Laboratory for Scientific Computing

Scratch data storage

Scratch/data storage

Your home directories are somewhat limited in size, and therefore cannot store the many GB of data you will generate from your simulations.

So, for storing large amounts of simulation data, or other easily regeneratable data, each server and desktop has a variable amount of "scratch-space", found under /local/data/public. You should create a subdirectory with your username inside this if you wish to store any data there.

You can access the scratch space of other computers in the group from /data/<machine-name> from any other machine. This is automagically mounted when you request it, so don't be surprised that /data/ does not contain all machine names. See the list of machines for full details of available data disks.

Note that files on the scratch-space are not backed up, and therefore should only be used for data that can easily be recreated, such as simulation output. Also, the scratch-space is stored on the local computer, so that disk-access is substantially faster than to home-directories. It is usually therefore quicker to output data to scratch-space than to your home-directory, and not prone to network failures, so that long-running simulations can continue in the event of a network problem.

To determine the amount of scratch space available, use: df -h and look for either where / or /local/data is mounted.

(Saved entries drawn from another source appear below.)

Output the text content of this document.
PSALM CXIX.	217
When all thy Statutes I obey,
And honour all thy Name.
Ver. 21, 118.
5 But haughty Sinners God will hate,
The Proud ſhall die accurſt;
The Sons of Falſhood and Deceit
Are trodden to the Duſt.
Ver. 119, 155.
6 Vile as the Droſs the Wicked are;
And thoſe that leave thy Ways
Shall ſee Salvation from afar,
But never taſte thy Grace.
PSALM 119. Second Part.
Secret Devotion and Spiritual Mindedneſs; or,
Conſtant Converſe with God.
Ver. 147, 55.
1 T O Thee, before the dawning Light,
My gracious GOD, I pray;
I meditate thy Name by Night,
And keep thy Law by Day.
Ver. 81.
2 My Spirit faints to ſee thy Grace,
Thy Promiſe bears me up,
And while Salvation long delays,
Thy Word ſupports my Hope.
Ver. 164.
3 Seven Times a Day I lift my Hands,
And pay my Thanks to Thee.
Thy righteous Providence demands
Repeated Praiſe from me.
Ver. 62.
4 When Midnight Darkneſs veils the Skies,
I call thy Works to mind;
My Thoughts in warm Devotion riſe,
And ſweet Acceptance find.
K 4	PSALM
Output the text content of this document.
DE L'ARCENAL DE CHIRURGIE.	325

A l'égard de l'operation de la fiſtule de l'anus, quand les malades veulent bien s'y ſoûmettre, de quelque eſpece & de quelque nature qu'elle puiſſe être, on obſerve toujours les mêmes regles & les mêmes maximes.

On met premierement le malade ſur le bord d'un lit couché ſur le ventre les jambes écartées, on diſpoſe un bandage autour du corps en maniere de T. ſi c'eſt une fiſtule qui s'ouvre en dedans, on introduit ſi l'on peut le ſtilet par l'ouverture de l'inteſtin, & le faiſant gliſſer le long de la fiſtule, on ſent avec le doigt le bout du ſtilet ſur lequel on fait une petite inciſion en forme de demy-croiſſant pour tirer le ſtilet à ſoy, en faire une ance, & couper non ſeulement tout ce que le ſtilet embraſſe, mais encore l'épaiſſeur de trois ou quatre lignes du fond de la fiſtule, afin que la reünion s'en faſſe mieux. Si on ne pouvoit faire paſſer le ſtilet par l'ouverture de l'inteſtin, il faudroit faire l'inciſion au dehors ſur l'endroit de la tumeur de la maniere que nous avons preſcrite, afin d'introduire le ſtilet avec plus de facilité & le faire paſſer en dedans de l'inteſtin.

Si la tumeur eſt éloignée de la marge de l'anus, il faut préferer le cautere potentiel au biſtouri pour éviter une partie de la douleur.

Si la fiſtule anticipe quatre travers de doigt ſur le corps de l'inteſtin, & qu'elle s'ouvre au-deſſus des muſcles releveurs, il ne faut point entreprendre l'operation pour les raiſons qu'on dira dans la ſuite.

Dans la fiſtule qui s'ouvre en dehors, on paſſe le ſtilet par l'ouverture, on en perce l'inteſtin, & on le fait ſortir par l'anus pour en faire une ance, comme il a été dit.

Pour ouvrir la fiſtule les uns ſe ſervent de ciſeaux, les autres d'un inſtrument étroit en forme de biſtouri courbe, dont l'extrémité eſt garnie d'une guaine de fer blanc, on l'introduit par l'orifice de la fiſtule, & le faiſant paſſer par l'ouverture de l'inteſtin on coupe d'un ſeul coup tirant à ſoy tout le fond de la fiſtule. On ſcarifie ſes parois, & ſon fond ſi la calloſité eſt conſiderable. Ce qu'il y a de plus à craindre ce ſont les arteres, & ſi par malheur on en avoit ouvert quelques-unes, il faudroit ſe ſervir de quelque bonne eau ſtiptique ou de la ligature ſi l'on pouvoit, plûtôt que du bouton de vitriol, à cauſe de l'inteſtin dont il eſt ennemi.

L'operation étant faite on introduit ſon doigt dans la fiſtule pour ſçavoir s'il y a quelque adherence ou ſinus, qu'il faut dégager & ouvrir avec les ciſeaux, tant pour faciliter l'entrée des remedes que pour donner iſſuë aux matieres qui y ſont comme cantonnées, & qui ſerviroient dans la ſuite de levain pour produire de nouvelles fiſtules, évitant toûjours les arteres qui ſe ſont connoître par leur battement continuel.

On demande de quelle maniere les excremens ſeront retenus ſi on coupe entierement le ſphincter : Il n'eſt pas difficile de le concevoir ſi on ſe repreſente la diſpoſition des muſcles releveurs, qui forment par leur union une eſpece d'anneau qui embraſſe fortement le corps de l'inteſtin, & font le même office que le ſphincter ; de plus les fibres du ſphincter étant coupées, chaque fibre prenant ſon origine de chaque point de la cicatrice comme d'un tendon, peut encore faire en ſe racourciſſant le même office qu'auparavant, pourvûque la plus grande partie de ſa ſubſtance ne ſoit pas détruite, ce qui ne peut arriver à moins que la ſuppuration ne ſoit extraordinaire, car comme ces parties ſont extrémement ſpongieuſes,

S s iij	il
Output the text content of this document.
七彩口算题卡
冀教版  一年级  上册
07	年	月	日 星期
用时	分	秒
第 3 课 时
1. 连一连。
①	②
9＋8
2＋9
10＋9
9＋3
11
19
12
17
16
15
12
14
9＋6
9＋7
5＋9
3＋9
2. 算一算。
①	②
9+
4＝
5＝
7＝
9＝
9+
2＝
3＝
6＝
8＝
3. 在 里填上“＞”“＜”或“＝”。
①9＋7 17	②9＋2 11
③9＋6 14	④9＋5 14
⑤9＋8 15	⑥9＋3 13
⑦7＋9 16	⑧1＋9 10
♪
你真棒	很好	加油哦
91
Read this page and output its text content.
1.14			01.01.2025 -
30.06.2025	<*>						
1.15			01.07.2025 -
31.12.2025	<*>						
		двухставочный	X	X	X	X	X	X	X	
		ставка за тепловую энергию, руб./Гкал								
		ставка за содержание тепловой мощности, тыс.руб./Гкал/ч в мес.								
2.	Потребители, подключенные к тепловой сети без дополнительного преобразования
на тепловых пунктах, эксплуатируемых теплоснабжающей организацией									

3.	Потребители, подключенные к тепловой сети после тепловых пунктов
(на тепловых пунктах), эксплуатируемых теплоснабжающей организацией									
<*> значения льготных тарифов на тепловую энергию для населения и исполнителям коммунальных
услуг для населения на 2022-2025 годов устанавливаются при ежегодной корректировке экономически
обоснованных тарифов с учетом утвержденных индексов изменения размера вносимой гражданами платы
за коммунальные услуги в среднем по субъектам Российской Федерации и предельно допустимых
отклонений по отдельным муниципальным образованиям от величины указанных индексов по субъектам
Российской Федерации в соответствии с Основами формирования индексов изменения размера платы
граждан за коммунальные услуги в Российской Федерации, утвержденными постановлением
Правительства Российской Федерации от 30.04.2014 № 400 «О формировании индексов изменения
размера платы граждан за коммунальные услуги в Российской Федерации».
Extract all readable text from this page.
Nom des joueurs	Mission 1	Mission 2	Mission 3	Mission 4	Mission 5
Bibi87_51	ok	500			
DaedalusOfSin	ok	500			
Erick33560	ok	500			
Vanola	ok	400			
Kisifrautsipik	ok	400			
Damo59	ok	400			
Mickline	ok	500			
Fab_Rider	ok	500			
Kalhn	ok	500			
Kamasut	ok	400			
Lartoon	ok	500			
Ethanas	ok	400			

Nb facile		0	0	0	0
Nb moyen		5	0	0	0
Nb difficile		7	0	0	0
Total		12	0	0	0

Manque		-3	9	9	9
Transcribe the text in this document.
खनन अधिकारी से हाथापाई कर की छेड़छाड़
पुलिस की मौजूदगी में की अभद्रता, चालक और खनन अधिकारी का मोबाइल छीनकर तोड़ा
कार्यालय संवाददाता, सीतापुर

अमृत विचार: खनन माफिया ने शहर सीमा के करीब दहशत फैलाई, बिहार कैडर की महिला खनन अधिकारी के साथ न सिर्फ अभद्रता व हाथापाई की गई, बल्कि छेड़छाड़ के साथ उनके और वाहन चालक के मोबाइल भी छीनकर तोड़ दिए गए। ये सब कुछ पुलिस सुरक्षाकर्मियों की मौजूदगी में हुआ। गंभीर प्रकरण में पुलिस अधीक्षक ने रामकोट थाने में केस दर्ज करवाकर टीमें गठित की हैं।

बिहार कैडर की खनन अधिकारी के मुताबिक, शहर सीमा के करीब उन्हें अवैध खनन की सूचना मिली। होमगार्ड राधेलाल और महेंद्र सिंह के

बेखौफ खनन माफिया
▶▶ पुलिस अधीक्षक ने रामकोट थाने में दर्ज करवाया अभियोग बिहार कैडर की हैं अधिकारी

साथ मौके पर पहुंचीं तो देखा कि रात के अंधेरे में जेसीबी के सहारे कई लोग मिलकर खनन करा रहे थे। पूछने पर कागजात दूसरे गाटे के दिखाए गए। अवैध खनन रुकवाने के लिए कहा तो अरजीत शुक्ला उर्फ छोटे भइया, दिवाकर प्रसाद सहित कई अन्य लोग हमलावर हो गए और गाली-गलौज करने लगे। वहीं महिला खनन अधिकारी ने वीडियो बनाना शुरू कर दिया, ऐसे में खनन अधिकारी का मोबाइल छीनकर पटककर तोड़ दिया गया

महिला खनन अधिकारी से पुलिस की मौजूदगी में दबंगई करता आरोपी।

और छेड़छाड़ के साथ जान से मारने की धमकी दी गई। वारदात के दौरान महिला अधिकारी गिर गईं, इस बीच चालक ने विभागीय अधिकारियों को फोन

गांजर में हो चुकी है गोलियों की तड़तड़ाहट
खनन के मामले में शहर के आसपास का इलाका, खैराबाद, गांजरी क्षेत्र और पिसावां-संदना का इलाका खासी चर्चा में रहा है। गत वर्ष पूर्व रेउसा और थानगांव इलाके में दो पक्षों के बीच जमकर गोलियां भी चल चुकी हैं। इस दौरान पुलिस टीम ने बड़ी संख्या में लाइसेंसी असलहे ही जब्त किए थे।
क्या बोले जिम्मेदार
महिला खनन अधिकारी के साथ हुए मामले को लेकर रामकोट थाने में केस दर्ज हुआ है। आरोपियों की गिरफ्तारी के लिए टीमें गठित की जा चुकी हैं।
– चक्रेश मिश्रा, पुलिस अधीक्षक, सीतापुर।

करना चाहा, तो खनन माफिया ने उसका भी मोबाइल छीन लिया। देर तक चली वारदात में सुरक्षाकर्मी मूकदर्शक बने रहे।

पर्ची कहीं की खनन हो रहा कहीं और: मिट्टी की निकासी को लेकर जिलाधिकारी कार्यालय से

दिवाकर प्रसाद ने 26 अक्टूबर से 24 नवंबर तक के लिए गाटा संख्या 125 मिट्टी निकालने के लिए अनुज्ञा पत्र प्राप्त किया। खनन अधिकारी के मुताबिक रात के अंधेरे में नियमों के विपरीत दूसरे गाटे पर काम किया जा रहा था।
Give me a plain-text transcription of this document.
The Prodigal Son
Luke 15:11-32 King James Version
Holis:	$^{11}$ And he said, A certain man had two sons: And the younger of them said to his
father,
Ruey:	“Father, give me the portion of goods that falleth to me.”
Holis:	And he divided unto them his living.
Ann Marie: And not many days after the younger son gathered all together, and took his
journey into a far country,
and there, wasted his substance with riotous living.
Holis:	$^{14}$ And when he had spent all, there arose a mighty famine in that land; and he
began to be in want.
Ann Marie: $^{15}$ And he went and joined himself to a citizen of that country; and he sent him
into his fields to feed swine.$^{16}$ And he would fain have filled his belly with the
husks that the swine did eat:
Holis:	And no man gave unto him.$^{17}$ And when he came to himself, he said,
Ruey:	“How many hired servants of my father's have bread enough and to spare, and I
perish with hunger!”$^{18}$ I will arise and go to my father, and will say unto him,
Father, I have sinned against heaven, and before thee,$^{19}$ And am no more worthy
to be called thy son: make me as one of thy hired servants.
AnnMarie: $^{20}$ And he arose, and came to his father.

Note that some machines have more than one data-disk, with the extra ones being labelled /local/data2 locally, and /data/hydra01-2 (for example) globally. A full list can be found if you cat /etc/auto.data.lsc or cat /eta/auto.data.csc-mphil on any machine, which shows the folder name in the first column.

Some machines also have a /scratch partition, which is usually on the same disk as the main OS, but happened to be spare space when it was installed. This is not backed up either, and is more vulnerable than the data space if the OS needs to be reinstalled. This space is therefore not made globally available.

Consideration for other users

Please consider other users when using /data space. As it is far quicker to output to the same machine that a simulation is running on, it is helpful if there is disk-space available when and where it is needed. You should therefore try to reduce the amount of data output as far as possible, or move it out of the way, or delete it as soon as possible.

In order to see the /data disk-usage on the current machine, run quota-local, which will list, for each user, the amount of disk space being used. If it becomes necessary, you may wish to encourage the users of the largest amounts of disk space to move their data elsewhere.

You can check how much space you are using on a per-directory basis by typing du -hc -d 1 ./ in any directory.

Hints on reducing disk usage

  1. Tidy up your files. Delete files that are no longer needed. Perhaps delete every other output file of a series if you have generated a lot. For example: rm "*[02468].hdf" will delete all HDF files ending in an even number.
  2. It will help if you transfer files to disks of machines that are not generally used for computation. Output during a simulation is often slow to computers other than the one you are running on, but it is much quicker to move files around once you have generated them.

For users of AMReX

  1. Delete checkpoint files you no longer need.
  2. You can use VisIt in client-server mode to access files that are on remote machines without having to transfer them to your local machine. See Visualisation for details.